I once described it as whispering obscenities in our ears, just beyond the range of hearing. The wind really is so intense. And that's what it's like most of the time. But that moment, if the wind felt to me, somehow, to perfect the sea, and it was a mystical moment for me.
I imagine the saints have all the time, but for the rest of us, it only comes on certain occasions. But, Lori, I suspect that there are more of those occasions around Christmas, because the wall between the divine and the mundane is weakened. It's a membrane that lets more leak through and illuminates our lives.
Lori Walsh:
When you would sit down Christmas after Christmas and say, "Well, somebody wants me to write about something," how did you think of what's new? Was there always just so much to write about Christmas that that was never a problem?
Joseph Bottum:
Oh, no, it was a perpetual problem. I was asked to write or accepted two commissions this Christmas.
And I wrote one, and the second one is due this evening, Lori, and I have no idea. I've just written about everything. There's a piece in this new book that I wrote about tinsel, and I've written about Christmas trees, and I've written about what they used to call the "War on Christmas." And I've written about all those editorials that newspapers used to run from the 1940s to the 1970s about how commercialization is destroying the true meaning of Christmas. Newspapers used to run that editorial every year.
I'm really out of topics for Christmas. But the holiday is infinite and silly and mad, and there's always something. It just takes me longer and longer to find it.
Lori Walsh:
Long after you're gone, the Christmas books because of the nature of Christmas might be one of the top things people remember about Joseph Bottum.
How does that land with you?
Joseph Bottum:
Well, it's a memento mori. It's a remembrance of death. That's always salutary.
But yeah, I think I would feel unhappy with that characterization, except that I do love Christmas. I just love it so much, Lori.

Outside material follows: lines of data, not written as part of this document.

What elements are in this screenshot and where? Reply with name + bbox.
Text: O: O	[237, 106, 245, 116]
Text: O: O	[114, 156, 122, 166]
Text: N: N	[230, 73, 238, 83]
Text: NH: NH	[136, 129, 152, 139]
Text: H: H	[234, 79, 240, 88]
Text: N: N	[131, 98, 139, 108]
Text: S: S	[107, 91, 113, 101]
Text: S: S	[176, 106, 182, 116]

Some of my friends say, "Bah humbug," but no, not me. It's always been wonderful for me, and I've always embraced the season. Even as I get older, I embrace it more in appreciation of other people doing Christmas stuff and less my own. Like I didn't put up Christmas lights outside this year.
Lori Walsh:
No inflatable reindeer at your house?
Joseph Bottum:
No inflatable reindeer. But you see other people do it, and I think, amen! That's just wonderful and goofy and silly. But, Lori, they aren't being vulgar or they aren't being something that we can dismiss and sneer at, even in the sense that the Puritans would, who tried to banish all Christmas celebration because they wanted to get down to the purity of the thing itself. And I appreciate that. I even applaud it in a certain way, but they are the mirror image of rich people at the Hotel Claridge in London putting up tasteful Christmas displays.
They are trying to tame the untameable at Christmas. One at the high end and one at the low end, but they're doing the same thing.
And I just want us to embrace it, all of the silliness, all of it, because the people who are doing this, they're confused people.
But then, Lori, you and I are confused, and they're foolish but we're all foolish. What they are doing in their inchoate way is trying to honor the thing that is at the center of this season. They're doing it badly, but you know what? Most of what we do, we do badly.